My head would lift a bit, I could get part of a shoulder up, but even when I groaned with effort, my spine didn’t budge. My muscles weren’t responding to my brain’s requests.
My brain itself wasn’t functioning so well either. It felt swollen, as if it were trying to push out my eyeballs. Speaking required spearing the words one by one before they scampered out of my head. Thinking hurt, so mostly I didn’t do it, retreating into a twilight zone, alive but not living.
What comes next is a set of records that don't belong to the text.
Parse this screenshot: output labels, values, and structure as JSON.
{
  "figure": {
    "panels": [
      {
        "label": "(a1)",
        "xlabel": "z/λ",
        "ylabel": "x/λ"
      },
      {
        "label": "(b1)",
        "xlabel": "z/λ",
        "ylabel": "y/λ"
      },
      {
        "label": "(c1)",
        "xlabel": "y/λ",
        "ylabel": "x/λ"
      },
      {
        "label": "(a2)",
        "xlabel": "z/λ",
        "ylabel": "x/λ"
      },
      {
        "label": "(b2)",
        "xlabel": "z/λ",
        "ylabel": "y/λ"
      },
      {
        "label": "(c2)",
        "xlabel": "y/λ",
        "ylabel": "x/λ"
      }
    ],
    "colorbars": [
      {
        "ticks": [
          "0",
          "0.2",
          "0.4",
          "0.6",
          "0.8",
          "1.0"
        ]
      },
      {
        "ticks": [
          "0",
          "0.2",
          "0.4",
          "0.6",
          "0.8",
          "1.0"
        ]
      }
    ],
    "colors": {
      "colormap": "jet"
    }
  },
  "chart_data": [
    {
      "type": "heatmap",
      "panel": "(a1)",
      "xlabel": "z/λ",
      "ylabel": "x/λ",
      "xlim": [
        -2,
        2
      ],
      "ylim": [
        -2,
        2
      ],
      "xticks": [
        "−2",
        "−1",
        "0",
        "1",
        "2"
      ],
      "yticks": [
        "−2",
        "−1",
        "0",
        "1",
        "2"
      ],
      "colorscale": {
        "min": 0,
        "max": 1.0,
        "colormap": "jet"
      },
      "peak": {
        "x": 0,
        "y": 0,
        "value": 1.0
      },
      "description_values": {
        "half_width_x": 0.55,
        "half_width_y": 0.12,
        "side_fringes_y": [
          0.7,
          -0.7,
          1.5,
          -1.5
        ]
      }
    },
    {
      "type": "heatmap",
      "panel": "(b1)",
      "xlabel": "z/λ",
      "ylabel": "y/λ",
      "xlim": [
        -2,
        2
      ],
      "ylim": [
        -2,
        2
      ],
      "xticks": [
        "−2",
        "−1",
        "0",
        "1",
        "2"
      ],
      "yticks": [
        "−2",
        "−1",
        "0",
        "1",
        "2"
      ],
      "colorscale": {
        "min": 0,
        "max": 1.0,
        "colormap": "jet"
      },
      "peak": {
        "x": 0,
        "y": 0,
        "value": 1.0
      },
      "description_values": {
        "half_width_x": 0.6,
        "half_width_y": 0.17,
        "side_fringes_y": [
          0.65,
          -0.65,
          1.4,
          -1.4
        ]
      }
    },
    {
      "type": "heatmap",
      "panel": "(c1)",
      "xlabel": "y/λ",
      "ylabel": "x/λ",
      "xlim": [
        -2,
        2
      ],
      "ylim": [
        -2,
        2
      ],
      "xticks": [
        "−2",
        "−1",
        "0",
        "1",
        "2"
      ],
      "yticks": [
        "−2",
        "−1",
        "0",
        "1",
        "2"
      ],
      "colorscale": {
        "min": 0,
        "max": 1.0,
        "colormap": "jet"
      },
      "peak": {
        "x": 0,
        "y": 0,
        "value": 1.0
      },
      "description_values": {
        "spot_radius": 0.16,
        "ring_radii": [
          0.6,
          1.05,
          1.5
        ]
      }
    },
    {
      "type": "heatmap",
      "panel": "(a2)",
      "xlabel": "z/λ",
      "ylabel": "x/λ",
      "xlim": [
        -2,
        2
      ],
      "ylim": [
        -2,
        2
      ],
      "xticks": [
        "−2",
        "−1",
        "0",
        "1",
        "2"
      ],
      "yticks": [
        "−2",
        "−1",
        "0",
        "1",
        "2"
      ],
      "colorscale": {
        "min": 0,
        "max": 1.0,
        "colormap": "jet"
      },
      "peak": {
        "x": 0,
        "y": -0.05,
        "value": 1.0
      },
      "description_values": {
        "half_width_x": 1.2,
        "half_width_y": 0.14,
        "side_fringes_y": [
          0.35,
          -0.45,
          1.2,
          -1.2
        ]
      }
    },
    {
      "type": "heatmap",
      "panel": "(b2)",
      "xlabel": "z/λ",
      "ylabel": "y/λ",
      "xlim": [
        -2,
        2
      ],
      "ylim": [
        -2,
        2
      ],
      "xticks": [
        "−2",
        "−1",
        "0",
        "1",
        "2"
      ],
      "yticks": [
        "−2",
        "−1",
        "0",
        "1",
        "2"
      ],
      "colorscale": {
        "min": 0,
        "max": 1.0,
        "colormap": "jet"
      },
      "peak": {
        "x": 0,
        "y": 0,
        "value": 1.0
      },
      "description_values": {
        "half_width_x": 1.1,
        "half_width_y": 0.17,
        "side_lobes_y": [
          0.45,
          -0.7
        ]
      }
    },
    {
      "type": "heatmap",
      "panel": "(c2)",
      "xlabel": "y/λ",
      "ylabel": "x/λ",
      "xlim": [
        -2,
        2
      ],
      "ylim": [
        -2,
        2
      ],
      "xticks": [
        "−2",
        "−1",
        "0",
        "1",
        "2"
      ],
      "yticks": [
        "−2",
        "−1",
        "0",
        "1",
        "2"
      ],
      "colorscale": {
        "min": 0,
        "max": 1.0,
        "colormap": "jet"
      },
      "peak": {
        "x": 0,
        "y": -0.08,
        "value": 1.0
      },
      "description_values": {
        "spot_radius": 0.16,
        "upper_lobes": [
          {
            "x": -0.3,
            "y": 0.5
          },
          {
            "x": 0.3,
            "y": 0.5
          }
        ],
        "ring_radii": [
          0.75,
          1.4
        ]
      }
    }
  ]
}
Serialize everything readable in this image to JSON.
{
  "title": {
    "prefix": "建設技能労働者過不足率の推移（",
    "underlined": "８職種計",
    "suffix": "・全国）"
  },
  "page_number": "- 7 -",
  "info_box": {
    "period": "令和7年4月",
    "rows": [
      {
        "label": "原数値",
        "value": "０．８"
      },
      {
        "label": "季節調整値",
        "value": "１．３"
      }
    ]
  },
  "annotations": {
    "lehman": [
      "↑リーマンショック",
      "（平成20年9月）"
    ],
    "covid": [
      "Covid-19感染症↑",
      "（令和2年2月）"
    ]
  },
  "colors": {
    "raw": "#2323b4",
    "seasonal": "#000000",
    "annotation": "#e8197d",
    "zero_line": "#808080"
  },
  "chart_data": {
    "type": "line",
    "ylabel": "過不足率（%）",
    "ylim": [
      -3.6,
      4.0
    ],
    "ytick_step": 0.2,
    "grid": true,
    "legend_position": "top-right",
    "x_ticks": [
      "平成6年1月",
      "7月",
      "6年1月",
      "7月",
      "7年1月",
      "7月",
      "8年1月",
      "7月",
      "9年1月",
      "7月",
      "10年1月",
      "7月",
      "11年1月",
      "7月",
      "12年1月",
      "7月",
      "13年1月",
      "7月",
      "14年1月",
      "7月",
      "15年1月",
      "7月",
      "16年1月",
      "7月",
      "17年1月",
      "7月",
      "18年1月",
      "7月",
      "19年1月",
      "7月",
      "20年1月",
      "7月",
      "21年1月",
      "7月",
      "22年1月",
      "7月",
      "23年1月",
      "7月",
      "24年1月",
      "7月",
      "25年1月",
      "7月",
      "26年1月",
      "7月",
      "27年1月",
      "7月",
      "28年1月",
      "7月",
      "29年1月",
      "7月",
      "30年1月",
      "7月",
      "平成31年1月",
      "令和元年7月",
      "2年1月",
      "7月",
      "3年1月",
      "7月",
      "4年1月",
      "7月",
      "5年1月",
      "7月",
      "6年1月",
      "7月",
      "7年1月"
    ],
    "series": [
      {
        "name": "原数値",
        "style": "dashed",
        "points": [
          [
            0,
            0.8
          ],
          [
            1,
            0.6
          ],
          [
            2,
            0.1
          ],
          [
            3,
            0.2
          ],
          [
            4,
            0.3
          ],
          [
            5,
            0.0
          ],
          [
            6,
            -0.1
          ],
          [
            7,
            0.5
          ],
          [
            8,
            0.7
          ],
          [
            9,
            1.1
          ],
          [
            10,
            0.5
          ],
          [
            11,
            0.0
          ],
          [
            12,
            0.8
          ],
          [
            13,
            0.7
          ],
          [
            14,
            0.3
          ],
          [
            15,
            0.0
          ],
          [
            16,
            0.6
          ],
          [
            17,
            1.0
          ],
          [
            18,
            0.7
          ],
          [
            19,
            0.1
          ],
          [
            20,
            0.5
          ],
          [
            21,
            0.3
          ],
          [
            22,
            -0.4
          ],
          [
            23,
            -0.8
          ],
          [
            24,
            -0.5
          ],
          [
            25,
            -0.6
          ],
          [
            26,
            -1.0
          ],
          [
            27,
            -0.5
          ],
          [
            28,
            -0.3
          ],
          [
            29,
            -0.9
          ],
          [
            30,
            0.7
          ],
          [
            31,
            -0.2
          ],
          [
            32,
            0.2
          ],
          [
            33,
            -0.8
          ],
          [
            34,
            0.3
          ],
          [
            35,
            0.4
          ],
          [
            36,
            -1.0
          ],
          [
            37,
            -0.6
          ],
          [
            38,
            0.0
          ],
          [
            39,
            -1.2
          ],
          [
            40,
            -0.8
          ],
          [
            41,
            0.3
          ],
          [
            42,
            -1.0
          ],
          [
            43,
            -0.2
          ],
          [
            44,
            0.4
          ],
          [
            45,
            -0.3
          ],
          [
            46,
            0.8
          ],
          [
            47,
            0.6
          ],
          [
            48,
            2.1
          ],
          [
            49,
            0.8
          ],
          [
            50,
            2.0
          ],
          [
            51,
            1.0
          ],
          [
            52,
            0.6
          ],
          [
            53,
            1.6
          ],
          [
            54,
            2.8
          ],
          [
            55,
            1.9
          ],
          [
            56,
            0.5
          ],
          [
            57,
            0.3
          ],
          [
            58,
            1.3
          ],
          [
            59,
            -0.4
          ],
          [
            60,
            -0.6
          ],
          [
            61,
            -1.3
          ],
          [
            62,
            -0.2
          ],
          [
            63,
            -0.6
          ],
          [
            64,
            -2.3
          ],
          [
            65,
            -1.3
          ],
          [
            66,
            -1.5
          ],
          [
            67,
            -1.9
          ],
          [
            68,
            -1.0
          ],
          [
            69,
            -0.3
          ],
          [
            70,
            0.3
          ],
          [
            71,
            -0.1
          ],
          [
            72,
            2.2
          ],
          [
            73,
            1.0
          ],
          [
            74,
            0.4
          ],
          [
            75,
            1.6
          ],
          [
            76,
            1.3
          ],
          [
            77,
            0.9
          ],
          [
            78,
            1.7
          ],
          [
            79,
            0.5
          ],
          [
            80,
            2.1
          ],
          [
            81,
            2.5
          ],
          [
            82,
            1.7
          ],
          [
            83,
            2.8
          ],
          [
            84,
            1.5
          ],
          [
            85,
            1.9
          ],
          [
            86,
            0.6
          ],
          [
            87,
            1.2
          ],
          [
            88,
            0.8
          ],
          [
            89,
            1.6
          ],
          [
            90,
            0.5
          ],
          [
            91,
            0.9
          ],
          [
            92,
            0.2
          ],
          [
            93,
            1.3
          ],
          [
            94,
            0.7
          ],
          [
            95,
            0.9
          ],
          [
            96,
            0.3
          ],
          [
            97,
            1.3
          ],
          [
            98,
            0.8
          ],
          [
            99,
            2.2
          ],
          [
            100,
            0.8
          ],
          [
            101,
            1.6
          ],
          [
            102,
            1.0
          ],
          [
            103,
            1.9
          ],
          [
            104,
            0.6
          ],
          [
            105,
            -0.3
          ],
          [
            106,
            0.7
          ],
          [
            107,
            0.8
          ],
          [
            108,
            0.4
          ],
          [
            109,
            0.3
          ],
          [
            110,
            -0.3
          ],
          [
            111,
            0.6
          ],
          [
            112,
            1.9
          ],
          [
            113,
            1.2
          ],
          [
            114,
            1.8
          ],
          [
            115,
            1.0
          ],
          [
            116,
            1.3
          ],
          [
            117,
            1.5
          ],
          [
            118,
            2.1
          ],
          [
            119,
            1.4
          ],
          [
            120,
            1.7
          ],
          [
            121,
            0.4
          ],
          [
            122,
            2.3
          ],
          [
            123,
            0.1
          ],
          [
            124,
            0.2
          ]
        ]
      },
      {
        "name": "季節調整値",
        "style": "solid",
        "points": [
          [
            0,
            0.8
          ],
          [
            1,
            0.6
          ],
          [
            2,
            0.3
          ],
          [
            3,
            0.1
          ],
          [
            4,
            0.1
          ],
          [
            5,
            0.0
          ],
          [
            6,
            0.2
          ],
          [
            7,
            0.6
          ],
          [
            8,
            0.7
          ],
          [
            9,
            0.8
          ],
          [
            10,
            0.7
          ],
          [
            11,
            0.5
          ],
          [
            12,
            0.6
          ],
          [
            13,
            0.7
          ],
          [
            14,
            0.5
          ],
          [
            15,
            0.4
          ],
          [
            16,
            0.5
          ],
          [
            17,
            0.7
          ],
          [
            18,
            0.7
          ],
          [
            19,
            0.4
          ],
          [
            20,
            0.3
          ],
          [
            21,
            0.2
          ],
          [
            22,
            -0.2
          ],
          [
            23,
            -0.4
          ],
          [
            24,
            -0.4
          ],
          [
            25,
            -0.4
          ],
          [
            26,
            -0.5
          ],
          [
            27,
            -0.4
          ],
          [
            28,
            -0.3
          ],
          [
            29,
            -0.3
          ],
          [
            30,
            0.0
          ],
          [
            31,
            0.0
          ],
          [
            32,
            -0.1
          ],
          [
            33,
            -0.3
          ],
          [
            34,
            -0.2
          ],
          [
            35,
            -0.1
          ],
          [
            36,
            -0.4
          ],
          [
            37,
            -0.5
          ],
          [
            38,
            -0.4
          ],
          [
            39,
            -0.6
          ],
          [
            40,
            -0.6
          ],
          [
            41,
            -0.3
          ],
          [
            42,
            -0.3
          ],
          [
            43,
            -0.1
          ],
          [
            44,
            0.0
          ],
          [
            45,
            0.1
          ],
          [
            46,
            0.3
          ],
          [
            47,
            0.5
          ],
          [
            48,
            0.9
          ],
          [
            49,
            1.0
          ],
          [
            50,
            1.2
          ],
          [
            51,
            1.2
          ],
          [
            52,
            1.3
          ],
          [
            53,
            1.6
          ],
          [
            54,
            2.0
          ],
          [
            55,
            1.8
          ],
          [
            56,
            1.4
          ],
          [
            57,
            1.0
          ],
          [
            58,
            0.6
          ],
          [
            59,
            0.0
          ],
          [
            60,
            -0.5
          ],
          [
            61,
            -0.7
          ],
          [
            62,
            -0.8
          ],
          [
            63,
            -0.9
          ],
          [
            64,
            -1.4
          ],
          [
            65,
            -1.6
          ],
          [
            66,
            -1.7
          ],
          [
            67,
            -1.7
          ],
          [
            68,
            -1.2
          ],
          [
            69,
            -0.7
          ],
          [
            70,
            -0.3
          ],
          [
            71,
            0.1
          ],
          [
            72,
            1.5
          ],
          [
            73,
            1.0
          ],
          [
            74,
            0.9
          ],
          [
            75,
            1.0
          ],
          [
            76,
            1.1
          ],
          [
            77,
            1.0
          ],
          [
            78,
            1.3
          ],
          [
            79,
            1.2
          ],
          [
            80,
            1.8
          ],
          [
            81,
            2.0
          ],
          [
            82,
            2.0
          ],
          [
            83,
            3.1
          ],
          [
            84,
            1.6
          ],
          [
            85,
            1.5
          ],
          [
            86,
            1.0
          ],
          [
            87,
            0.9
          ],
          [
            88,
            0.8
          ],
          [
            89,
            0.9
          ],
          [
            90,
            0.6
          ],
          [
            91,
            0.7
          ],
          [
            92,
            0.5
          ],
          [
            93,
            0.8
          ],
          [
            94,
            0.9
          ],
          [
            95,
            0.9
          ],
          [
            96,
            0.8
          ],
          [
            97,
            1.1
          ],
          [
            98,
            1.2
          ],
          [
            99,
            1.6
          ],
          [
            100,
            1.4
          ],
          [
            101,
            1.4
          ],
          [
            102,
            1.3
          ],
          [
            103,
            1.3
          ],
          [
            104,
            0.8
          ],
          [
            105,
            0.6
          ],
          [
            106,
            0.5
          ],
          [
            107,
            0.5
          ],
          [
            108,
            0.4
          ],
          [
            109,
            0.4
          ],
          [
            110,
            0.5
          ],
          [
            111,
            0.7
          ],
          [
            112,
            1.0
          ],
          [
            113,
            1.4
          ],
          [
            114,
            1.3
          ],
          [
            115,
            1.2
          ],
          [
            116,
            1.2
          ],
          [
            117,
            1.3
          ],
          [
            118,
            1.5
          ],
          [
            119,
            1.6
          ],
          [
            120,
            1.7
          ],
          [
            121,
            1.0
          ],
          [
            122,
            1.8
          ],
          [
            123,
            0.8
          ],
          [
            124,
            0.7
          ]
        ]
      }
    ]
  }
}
Until a year earlier, I’d managed to live a full if constrained life in spite of my decade-long illness. I’d applied every bit of determination I could muster to build my career as a science writer, to be a good partner, to hold on to my dreams and ambitions, despite getting stuck in bed unpredictably for days or weeks. But now I was too sick to even care for myself. I had run out of medical treatments after going to the top specialists in the world. Not only that, but I was running out of money, and I’d watched fellow patients repeatedly get turned down for disability payments. I felt as though I’d fallen off the edge of the earth.
The very name of the illness that had so totally derailed my life sounded like a joke, as if it were nothing more than ordinary life in our too-fast age, the complaint of someone too lazy to keep up. The words stung my lips with insult: “chronic fatigue syndrome.”